I need to send out a hug.  A giant, heartfelt, bear hug to all of you parents that have ever dealt with a toddler that’s a picky eater.  Why? Because OH MY GOD.

Dealing with a picky eater wasn’t even in my peripheral vision.  Not even on my radar. I guess that was one potential challenge of parenthood I overlooked.  Maybe I just assumed because I’m such a good eater that my kids would be too.  After all, I read that moms who eat a variety of foods while pregnant pass those flavors to their baby, therefore creating a pleasant, adventurous eater.  So that must be true, right? Gahhh.

I even remember before I had kids and would see other parents of picky eaters.  The naive, young, head in her butt Erica would tell herself, “Come on! Its not that hard! Its either what you make or they don’t eat! Simple.  Problem solved”.  I love giving that Erica the, “Haha, ok, because you know it all” eye roll.

This one isn’t about advice, or a “what works well for us”. It’s simply a hug.  Because dealing with a picky eater can be so overwhelmingly frustrating and trying.  Even knowing that its a phase, and knowing I’ve never seen an adult only eat turkey dogs and cheese… when all you want is to be able to nourish your child with plenty of vitamins and wholesome goodness for the energy and growth they so deserve… its all too easy to feel defeated.

This one’s for you.

This is for the parents who have brought out the Brezza or food processor time after time after time, determined to make your own baby food, only to have a messy kitchen and a stocked freezer that will never get touched to show for it.  

This is for the parents who have tried steaming, broiling, baking, boiling, and grilling.  There’s bound to be a preparation method they’ll like, right? 

This one is for the parents who have gone out of their way to eat good foods with enthusiasm and passion in front of your children repeatedly to show that if they would just try it ONE MORE TIME, they’ll like it! We promise! 

This one is for the parents who after a long day, consciously prepare dinner with a lean protein, vegetable, and whole grain that you know are sure hits with your tot.  You just can’t deal with defeat.  Not today.  Until you sit down to eat, and this fab trio you prepared is met with an adamant, “NO! NO! NO!”.  

This one is for the parents who purposely take their kids to Sam’s Club for free samples. So they can try new foods without you having to buy or make them.  They love and eat up the cherries for the first time, so you happily buy a carton.  You get home feeling victorious, clean and cut some up, and then she acts like you’re trying to feed her feces.  

This one is for the parents who have resorted to acting like flipping magicians in the kitchen, hiding and covering up veggies in ways no child can detect.  Until they do, and that whole portion of their meal is now deemed inedible.  

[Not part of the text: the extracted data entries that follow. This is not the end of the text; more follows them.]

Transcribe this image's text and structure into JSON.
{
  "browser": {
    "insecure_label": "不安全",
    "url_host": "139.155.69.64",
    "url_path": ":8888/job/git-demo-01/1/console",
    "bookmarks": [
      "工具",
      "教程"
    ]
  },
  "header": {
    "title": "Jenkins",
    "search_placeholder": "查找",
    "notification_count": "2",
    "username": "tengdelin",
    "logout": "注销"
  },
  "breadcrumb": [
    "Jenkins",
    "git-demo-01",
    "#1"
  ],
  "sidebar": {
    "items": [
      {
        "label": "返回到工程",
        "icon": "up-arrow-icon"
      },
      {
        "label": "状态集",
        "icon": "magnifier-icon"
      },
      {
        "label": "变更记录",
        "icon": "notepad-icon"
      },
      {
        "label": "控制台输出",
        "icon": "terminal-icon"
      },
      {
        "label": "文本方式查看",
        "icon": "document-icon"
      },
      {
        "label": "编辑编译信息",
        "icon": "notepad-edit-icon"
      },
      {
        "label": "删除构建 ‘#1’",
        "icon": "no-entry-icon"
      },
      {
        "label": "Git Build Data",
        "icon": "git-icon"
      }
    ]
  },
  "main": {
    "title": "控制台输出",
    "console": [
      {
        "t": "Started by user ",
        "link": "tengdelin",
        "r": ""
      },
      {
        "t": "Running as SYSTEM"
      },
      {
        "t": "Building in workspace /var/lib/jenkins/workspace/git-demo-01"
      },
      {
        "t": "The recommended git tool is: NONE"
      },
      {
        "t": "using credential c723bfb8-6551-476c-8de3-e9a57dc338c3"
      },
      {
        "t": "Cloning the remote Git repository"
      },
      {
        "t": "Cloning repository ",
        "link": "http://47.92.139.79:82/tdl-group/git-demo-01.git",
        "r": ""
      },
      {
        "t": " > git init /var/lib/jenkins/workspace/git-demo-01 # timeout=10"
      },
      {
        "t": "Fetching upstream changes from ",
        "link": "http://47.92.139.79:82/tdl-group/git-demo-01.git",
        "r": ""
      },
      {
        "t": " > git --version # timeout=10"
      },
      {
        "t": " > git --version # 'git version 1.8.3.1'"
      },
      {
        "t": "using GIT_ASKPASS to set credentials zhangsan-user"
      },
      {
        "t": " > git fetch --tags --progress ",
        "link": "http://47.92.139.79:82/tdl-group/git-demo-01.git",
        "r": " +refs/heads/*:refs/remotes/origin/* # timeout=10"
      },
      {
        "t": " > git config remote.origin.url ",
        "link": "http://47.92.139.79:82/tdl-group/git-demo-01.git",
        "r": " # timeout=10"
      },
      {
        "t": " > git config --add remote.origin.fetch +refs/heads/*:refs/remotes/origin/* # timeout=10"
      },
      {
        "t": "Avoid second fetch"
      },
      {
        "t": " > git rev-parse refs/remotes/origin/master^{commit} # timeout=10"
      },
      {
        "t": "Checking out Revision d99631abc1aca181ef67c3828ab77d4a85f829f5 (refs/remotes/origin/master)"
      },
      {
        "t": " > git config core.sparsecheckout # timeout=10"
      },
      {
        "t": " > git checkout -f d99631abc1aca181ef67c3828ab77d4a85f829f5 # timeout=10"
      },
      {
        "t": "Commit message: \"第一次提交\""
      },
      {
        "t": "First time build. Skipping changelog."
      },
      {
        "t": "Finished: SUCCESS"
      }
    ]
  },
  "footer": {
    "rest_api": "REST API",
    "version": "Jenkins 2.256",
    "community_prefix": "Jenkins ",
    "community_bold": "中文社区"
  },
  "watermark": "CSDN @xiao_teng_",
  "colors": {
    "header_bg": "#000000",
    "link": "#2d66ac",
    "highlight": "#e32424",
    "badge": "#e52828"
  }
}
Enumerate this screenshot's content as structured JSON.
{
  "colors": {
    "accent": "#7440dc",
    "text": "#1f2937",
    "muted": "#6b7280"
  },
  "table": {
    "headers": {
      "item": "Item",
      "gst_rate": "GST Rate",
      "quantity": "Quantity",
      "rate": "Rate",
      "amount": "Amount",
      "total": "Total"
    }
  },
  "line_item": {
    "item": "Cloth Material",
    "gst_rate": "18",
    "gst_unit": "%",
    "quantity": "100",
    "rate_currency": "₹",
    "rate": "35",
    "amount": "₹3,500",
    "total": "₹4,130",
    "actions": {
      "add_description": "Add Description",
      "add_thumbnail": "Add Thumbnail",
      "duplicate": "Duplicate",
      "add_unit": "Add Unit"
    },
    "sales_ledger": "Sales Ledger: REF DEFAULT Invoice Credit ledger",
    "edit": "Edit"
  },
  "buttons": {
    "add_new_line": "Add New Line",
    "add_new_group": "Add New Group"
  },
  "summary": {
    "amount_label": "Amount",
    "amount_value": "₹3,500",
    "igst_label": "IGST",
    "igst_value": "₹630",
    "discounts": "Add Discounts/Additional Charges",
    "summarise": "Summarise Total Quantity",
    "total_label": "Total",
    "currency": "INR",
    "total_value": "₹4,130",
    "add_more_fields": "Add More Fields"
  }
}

This one is for the parents who have tried to wait it out. Leaving little ones in their booster or high chair for awhile.  Surely, she’ll cave.  She HAS to be hungry.  I WILL win this one.  Until you don’t.  

This one is for the parents who have made so many smoothies they should moonlight at their local Jamba Juice.  If they aren’t going to eat their fruits and veggies, you’ll be damned if they don’t drink them.  

This one is for the parents who know the anxiety that comes from knowing they only have one shot at introducing a new food at meal time.  And the WHEN during meal time is critical.  Too early – the entire meal could be shot.  Too late – the entire meal could be shot.  It’s an art form, people.  

This one is for the parents who have felt the repeated devastation of wasting food.  Oh, the wasting of food.  You consider eating it yourself, until you realize its not healthy for your mental well-being or waistline.  Breaks my heart one tiny piece at a time.  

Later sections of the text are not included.